Saturday, June 4, 2011

Python wrapper for running GraphLab GaBP linear solver

I got from Daniel Zerbino, a postdoc in UCSC, who is working on smoothing genomic sequencing measurements with constraints, a Python script for converting data to GraphLab GaBP format. Here it is:

#!/usr/bin/env python

#############################################
# Python wrapper for GaBP application in GraphLab
# By Daniel Zerbino, based on Matlab code by Danny Bickson
#############################################

import sys
import os
import tempfile
import struct
import numpy as np
import subprocess

#############################################
# Convenience binary writer/reader functions:
#############################################

def writeDouble(F, x):
     F.write(struct.pack('<d', x))

def writeVector(F, vector):
     for X in vector: 
 writeDouble(F, X)

def writeInt(F, x):
     F.write(struct.pack('<i', x))

def readInt(F):
     return struct.unpack('<i', F.read(struct.calcsize('i')))[0]

def readDouble(F):
     return struct.unpack('<d', F.read(struct.calcsize('d')))[0]

def readVector(F, n):
     return [readDouble(F) for i in range(n)]

#############################################
# Convenience MatLab like functions
#############################################

def enumerate(M):
     for i in range(np.shape(M)[0]):
 for j in range(np.shape(M)[1]):
    # Beware of Matlab numbering!!
    yield i+1, j+1, M[i,j]

def find(M):
     return filter(lambda X: X[2] != 0, enumerate(M)) 

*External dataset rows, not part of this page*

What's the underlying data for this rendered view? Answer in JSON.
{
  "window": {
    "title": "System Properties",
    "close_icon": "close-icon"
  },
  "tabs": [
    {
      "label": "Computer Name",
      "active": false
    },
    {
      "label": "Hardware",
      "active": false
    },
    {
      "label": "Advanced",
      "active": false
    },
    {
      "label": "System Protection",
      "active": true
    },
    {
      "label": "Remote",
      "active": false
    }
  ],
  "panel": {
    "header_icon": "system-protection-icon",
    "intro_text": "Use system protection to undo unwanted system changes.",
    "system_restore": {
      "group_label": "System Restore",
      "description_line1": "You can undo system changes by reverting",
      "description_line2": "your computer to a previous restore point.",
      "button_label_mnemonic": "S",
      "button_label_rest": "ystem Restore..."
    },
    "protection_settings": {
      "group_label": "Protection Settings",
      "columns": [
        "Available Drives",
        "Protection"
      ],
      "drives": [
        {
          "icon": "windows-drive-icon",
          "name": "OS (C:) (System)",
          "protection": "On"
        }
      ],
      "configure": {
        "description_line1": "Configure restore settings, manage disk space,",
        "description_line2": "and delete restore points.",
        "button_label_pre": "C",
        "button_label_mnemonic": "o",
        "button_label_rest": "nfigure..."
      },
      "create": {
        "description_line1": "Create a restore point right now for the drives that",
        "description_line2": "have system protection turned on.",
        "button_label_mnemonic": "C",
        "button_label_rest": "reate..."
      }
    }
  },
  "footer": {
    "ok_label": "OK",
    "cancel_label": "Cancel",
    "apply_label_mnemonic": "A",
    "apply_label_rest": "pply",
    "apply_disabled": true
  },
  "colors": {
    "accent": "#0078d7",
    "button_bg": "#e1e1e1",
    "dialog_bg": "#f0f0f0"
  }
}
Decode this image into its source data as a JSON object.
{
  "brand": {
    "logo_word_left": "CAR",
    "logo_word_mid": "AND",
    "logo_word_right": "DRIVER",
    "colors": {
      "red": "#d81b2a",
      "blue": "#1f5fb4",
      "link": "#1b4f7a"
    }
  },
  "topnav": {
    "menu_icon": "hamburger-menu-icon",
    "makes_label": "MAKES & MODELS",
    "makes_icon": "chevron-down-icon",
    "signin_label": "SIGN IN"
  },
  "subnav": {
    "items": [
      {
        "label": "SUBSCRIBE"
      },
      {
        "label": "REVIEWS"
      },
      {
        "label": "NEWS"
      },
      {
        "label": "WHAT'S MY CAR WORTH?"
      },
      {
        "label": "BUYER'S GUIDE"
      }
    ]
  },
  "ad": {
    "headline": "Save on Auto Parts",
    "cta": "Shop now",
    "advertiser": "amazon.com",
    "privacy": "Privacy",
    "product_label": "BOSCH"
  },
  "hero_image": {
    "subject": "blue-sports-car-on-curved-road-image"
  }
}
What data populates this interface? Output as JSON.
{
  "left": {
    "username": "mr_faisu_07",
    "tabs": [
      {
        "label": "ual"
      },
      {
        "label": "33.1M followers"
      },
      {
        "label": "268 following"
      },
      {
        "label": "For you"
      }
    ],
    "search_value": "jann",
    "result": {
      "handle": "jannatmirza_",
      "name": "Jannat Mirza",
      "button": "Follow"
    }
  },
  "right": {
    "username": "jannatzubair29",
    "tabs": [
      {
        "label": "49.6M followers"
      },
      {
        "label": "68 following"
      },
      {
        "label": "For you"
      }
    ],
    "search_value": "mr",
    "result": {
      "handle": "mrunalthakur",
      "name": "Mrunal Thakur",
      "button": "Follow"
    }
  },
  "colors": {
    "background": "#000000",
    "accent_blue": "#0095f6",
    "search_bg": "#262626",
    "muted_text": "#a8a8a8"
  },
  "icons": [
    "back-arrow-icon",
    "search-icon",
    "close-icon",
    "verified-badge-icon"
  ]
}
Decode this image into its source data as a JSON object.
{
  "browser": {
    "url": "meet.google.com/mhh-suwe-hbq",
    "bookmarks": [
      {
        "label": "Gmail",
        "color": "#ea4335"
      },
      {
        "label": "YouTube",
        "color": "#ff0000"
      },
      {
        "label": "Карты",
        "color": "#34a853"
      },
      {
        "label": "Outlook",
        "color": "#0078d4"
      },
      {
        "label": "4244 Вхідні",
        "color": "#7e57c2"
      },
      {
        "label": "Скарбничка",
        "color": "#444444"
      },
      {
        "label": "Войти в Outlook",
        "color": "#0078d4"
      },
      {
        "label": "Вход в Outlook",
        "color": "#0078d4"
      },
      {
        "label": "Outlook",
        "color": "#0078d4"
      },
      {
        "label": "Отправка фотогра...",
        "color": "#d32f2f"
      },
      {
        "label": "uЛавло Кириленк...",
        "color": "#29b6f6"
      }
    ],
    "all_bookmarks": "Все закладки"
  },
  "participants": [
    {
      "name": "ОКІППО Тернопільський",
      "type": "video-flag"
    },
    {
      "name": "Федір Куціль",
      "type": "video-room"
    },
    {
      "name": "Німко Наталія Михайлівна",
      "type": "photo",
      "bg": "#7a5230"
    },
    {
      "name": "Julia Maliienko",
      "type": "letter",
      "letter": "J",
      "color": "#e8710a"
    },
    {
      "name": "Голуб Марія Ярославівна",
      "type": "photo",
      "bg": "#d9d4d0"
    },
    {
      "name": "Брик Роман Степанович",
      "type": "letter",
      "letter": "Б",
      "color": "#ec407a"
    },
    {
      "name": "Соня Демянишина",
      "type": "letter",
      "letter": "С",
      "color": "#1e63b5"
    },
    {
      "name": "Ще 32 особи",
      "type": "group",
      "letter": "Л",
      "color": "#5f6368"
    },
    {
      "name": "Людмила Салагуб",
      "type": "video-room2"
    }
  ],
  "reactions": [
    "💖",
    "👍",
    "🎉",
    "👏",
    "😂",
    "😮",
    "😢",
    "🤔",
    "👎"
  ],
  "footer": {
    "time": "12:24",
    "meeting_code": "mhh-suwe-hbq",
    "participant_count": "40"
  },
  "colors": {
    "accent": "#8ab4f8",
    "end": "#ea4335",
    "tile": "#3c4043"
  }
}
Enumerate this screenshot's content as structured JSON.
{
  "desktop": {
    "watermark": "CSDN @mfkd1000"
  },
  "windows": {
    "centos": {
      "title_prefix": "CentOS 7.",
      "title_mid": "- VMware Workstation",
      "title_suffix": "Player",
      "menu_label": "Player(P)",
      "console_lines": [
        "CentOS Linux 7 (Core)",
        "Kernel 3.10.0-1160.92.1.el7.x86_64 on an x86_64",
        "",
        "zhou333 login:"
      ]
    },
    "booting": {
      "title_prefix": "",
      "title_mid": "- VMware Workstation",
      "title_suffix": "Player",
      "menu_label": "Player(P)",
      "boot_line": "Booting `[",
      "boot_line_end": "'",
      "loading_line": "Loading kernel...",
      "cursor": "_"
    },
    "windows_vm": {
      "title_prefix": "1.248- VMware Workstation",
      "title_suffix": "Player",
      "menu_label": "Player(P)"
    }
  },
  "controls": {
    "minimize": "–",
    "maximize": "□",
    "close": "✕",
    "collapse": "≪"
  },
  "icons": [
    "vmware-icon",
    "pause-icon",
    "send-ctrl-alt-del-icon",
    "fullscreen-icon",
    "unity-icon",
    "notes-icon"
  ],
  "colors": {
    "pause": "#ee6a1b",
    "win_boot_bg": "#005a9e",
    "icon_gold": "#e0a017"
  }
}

#############################################
# script for exporting system of linear equations of the type Ax = y to
# graphlab format.
# Written by Danny Bickson, CMU
# Input: fn - output file name
# A - A mxn matrix (if A is square than m=n)
# y - mx1 observation vector
# x - nx1 known solution (optional, if not given will write a vector of zeros)
# sigma - a vector m+nx1 of noise levels (optional, for non-square matrices only)
# Conversion to Python by Daniel Zerbino, UCSC
#############################################

def save_c_gl(fn, A, y, x=None, sigma_y=None, sigma_x=None, square=False):
    m, n = np.shape(A)
    if len(y) != m:
       sys.exit('y vector should be of len as the number of A rows (%i and %i resp.)' % (len(y), m))

    if x is not None and len(x) != n:
       sys.exit('x vector length should be as the matrix A columns')

    if sigma_y is None and sigma_x is not None:
       sys.exit("sigma_y should be provided when entering sigma_x")

    if sigma_x is None and sigma_y is not None:
       sys.exit("sigma_x should be provided when entering sigma_y")

    if sigma_x is not None:
       if square:
          sys.exit('sigma noise level input is allowed only for non-square matrices')
       else:
          if len(sigma_x) != n:
             sys.exit('sigma_x length should be number of cols of A')
          if len(sigma_y) != m:
             sys.exit('sigma_y length should be number of rows of A')

    if square:
        # matrix is square, edges are non digonal entries
        vals = find((A - np.diag(np.diag(A))))
 print "Saving a square matrix A"
    else:
        # matrix is not square, edges are non zero values
        vals = find(A)
 print "Saving a non-square matrix A"

    F = open(fn, 'wb')

    #write matrix size
    writeInt(F, m)
    writeInt(F, n)

   # write y (the observation), x (the solution, if known), diag(A) the
   # variance (if known, else default variance of 1)
    writeVector(F, y)
    if x is not None:
 writeVector(F, x)
    else:
 writeVector(F, (0 for x in range(n)))

    if square:
 writeVector(F, diag(A))
    else:
        if sigma_y is not None:
     writeVector(F, sigma_y)
     writeVector(F, sigma_x)
        else:
            writeVector(F, (1 for x in range(m+n)))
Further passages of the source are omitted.